Com todo o cuidado do mundo, eu umedeço a compressa no soro e começo a limpar o sangue seco em suas bochechas. Perto da onde o tubo, que o ajuda a respirar, está preso. Umedeço a compressa mais uma vez e limpo suas pálpebras fechadas e, enquanto a cirurgia dura, eu me ocupo em limpar o seu rosto e ver o máximo que eu consigo dele.
Seus lábios, apesar do inchaço, parecem carnudos e suas sobrancelhas devem ser o traço mais forte do seu rosto. Já sei que seus olhos são castanhos e é visível a linha marcante da sua mandíbula, deixando seu rosto bem masculino.

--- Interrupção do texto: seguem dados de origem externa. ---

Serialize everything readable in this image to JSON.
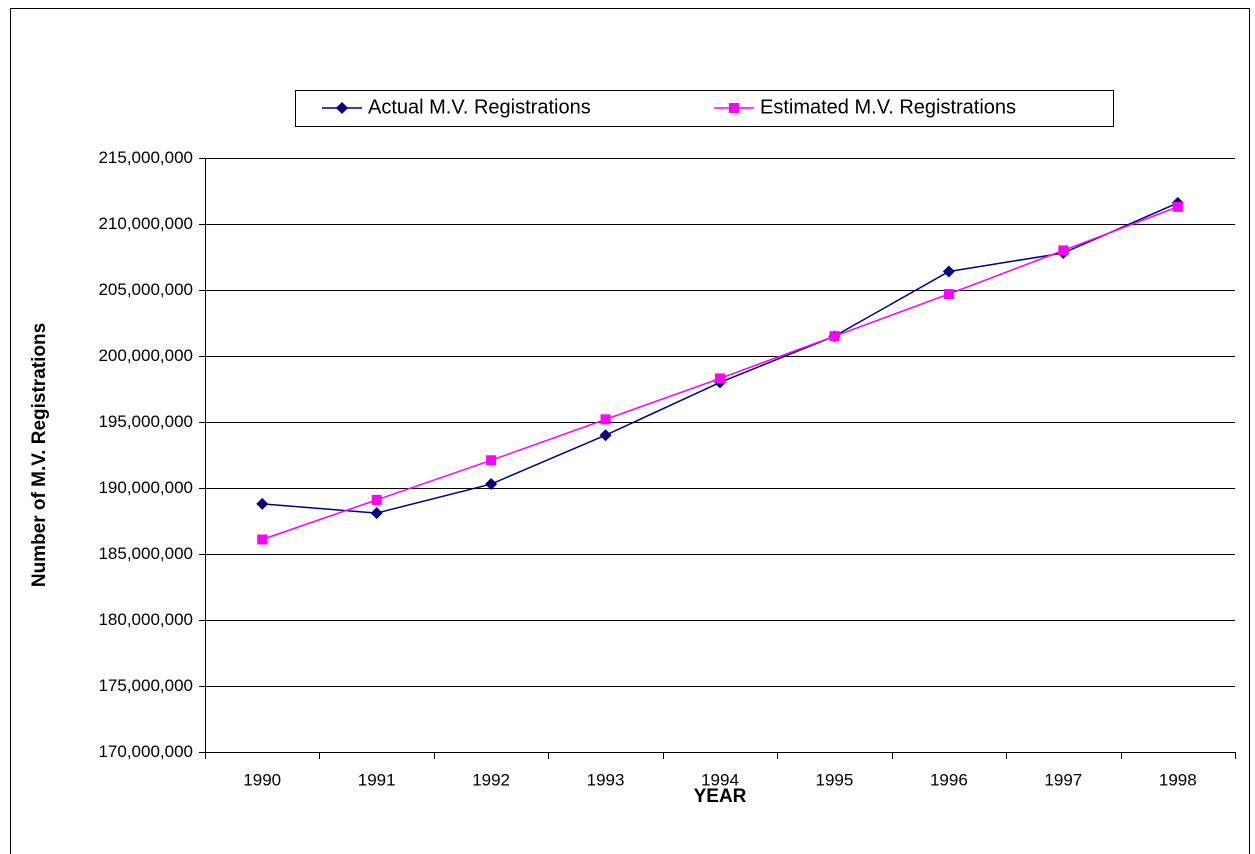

Não sei quantas horas eu fiquei no centro cirúrgico, mas em algum momento me chamaram na urgência e eu tive que deixar o garoto em cirurgia, nas mãos da equipe do neurocirurgião.
Quando volto a urgência, Anthony, o médico que está de plantão comigo, sai para almoçar e eu me ocupo em olhar os pacientes que estão em observação e que ele atendeu sozinho enquanto eu estava no centro cirúrgico e eu deveria me sentir culpada por isso, mas tudo o que eu consigo fazer é pensar em voltar para o centro cirúrgico e acompanhar o garoto do acidente de moto.
— Já pode ir almoçar quando quiser. — Anthony diz assim que retorna do seu rápido almoço.
— Liberei os pacientes do leito 1 e do leito 3, os dois com a orientação de procurar tratamento ambulatorial. — ele assente. — Vou comer e volto em 15 minutos.
— Tira seu tempo, está tranquilo aqui. — sorrio ao entregar a prancheta com o controle dos pacientes para ele e caminho para o quarto dos médicos para deixar meu jaleco lá.
Sei que eu deveria ir almoçar, que eu estou com absolutamente nada do estômago, mas meu coração me leva direto para o centro cirúrgico.
— O garoto da neurocirurgia ainda está na sala 4? — pergunto a recepcionista do setor, sem nem ao menos entrar.
— Acabaram de descer com ele para o CTI3, Andy. Tem uns 10 minutos.
— Obrigada.
Desço de escada até o CTI3, esse caminho eu sei de cor, e quando entro, vou até o posto médico procurar por Alicia ou Sthefanie, sei que hoje é o plantão delas.
— Oi, Andy! — Alissa diz assim que me vê, sorrindo para mim. — Não deveria estar na urgência?
— Estou no meu horário de almoço. — me explico. Não que eu deva, apenas não quero problemas com o Sullivan. — Trouxeram um paciente meu para cá, depois da cirurgia.
— O garoto do acidente de moto? — assinto e olho para o box que ela olhou, instintivamente. — Box 6, acabou de descer do centro cirúrgico.
— Como foi a cirurgia?
— Só não decretaram morte encefálica ainda porque ele apresentou drive respiratório, mas é só uma questão de tempo.
Assinto e desvio o meu olhar da Alicia para a entrada do box do garoto.
— Já sabem alguma coisa sobre ele? — pergunto encarando a porta e vendo o garoto através da grande vidraça que permite ver todo o interior do box.
— Nada ainda. Nem um nome, família... nada! — alguém chama o nome dela e isso nos chama atenção. Olhamos juntas para a porta do box 3 e vemos um técnico de enfermagem gesticular para que ela vá até lá.
Alissa sorri para mim e eu tento devolver o sorriso para ela, mas acho que não consegui.
A notícia que ela me deu ainda está tentando ser processada na minha mente e o nó que ela se formou na minha garganta tentando ser digerido.